Why this is wrong:
Class<? extends Number> type = Integer.class;
ArrayList<type> = new ArrayList<>();
?
Is there no way to instantiate a class of a specific type given a class object?
Obviously I would never do that directly, that is just an example to show what is needed. In the actual code I need I don't know the name of the type. For example
public void createAList(Class<? extends Number> type)
{
ArrayList<type> toReturn = new ArrayList<>();
return toReturn;
}
<T extends Number> ArrayList<T> createAList(Class<T> type)
{
ArrayList<T> toReturn = new ArrayList<>();
return toReturn;
}
ArrayList<Integer> intList = createAList(Integer.class);
type isn't even used in its body.That's not how you use generics. You don't use a Class object, you use the class name directly in your code.
ArrayList<Integer> = new ArrayList<>();
Class object, then use @irreputable's answer.Feel the difference between java Class (which actually generic too) object and class name.
You should use class name specifying generic type.
ArrayList<Number> = new ArrayList<>();
// ArrayList<Number.class> = new ArrayList<>(); <- WRONG
Use this approach if you'll know type only in runtime:
public <T extends Number> void createAList(Class<T> type) {
ArrayList<T> toReturn = new ArrayList<>();
return toReturn;
}
An ArrayList<> has to have a specific type it holds . You can put objects of that type or any sub-type in it though.
So use
List<Number> = new ArrayList<Number>();
and you can put Integers in it
Notice how I used the interface on the left and the class on the right of the equal sign. That's a best practice sort of thing.
If you want a list that will just hold Integer (as per your example) the answer by @irreputable is your best bet. This answer will hold Integer but not just Integer.
Taken literally, the other answers' suggestions of how to implement createAList are ignoring something important: due to type erasure, such a method is pointless.
Given you want a List<? extends Number>, you can just write this:
List<? extends Number> lst = new ArrayList<>();
If you just wanted a List<?>, you could write:
List<?> lst = new ArrayList<>();
If you were in the scope of a type parameter T and wanted a List<T>, you could write:
List<T> lst = new ArrayList<>();
Notice that a Class object has nothing to do with these constructor calls, just like the methods in the other answers. That's because at runtime, the ArrayList instance doesn't know or care about whatever generic type its references had at runtime.

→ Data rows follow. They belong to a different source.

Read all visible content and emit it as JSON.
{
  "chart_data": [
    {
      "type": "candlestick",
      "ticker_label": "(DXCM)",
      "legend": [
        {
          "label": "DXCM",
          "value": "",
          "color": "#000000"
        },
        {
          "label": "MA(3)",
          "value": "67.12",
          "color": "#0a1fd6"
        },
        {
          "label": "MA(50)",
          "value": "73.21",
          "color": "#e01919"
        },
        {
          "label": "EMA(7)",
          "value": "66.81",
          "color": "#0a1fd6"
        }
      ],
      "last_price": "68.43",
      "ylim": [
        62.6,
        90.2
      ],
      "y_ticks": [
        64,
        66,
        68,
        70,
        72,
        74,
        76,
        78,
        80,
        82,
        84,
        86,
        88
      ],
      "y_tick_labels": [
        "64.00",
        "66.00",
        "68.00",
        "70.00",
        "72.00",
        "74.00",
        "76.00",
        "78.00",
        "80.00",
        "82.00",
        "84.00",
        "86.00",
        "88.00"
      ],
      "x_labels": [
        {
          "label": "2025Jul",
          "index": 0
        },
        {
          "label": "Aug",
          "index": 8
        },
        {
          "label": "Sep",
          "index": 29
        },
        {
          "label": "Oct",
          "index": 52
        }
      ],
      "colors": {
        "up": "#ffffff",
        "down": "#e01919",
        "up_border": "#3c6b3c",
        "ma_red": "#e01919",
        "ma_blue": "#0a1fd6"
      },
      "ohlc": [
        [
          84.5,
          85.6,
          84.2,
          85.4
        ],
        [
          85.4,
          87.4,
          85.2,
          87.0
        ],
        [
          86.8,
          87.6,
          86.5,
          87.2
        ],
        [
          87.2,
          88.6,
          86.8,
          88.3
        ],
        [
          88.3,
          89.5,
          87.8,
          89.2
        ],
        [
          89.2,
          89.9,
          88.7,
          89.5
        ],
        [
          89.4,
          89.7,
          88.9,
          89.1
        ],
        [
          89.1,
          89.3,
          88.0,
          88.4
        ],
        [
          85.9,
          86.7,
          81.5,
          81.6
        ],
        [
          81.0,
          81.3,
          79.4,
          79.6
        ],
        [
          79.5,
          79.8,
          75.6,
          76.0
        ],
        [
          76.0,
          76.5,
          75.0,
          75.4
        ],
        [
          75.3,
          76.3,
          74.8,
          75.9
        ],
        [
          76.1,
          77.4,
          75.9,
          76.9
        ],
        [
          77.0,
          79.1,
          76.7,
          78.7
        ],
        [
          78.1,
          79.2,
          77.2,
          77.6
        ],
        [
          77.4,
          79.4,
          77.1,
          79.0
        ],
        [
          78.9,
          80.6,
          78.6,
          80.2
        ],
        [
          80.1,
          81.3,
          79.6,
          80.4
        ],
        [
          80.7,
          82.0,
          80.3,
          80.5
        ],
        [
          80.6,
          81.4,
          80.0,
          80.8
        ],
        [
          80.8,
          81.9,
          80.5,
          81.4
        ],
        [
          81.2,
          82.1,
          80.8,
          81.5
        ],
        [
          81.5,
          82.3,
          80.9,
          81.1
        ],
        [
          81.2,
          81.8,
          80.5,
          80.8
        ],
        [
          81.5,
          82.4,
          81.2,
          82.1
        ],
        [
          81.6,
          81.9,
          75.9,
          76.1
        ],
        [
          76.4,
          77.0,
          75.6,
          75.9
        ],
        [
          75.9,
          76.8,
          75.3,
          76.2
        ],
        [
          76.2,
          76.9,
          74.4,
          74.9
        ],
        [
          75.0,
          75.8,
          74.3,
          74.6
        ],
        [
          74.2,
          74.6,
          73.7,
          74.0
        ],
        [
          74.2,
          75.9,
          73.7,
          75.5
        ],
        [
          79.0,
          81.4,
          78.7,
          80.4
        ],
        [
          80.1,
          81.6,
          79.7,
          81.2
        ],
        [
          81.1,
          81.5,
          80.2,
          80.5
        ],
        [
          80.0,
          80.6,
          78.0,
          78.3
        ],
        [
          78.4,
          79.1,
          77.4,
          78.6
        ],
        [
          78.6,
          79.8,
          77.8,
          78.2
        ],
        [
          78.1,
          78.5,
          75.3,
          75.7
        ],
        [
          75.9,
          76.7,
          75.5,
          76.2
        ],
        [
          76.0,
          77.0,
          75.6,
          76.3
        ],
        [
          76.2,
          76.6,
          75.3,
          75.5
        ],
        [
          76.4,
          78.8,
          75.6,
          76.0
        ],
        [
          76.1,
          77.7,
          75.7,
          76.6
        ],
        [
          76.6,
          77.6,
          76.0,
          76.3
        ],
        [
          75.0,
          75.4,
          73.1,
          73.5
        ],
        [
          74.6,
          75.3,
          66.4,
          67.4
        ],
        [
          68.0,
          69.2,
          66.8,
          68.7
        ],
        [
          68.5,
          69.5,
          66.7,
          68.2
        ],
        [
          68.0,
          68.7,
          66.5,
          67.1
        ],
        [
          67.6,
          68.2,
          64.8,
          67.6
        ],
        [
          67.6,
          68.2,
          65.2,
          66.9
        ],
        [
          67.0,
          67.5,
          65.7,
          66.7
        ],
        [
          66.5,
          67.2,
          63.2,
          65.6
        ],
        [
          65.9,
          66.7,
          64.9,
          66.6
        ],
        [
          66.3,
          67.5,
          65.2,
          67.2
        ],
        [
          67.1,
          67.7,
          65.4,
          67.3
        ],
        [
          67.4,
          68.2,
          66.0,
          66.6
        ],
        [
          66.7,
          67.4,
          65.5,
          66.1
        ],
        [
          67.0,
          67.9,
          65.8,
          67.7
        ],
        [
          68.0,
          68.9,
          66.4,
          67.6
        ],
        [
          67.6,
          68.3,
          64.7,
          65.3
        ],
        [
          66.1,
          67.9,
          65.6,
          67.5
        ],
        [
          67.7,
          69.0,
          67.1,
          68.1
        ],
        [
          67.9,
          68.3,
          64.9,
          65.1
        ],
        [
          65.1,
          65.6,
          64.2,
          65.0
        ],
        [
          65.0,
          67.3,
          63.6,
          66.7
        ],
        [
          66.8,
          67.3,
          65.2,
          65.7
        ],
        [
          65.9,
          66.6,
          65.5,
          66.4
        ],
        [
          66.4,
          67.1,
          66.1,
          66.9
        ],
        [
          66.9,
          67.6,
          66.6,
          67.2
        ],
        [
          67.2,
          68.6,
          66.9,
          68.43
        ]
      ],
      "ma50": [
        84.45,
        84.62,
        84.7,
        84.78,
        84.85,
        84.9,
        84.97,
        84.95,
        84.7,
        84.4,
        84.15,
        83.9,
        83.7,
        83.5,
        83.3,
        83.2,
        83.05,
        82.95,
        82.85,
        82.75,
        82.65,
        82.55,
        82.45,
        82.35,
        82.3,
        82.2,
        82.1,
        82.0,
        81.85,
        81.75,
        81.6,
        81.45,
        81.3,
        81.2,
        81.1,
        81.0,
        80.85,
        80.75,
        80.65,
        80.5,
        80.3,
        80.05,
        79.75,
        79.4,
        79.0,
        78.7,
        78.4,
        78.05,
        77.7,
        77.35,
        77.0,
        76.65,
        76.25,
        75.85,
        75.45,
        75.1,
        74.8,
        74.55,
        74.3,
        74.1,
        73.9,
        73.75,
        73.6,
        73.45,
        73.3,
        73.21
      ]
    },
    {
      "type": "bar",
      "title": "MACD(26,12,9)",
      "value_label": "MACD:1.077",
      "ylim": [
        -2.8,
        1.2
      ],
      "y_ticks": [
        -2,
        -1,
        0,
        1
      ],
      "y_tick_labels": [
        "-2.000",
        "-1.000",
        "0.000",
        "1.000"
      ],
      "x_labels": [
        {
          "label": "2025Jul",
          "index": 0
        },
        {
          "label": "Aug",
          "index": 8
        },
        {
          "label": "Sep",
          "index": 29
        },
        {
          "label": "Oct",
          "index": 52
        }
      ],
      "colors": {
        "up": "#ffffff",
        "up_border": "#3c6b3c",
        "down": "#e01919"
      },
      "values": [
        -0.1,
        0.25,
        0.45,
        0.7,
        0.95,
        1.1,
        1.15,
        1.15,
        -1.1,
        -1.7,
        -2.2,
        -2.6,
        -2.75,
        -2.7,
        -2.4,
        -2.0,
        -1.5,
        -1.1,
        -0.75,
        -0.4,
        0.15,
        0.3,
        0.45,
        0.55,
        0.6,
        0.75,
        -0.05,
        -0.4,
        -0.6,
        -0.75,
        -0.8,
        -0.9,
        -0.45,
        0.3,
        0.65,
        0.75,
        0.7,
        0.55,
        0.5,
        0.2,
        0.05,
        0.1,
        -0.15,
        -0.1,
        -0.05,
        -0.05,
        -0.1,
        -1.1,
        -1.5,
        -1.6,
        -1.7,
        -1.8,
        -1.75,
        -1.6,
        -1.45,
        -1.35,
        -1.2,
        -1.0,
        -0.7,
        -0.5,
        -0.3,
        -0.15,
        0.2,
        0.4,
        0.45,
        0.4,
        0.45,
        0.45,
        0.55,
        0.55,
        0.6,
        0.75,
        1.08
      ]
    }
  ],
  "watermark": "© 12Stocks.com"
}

You don't even need to pass in an argument:
public <T extends Number> ArrayList<T> createAList () {
return new ArrayList<T>();
}
Though you may need to explicitly specify the type parameter when calling:
ArrayList<Integer> intList = this.<Integer>createAList();
ArrayList<type> = new ArrayList<>();
this line is wrong. First, you missed identifier (variable name) here; Second, you mixed the concepts of "type" and "class". You can delcare
ArrayList<Integer> list = new ArrayList<>();
But according to yours, type = Integer.class. Obviously, Integer is not equivalent to Integer.class. Similarly you can't have Integer.class i = 1; The former one is a "type", the second one is a "Class" object.
You can create a generic method:
public <T extends Number> List<T> createAList (Class<T> type) {
return new ArrayList<T>();
}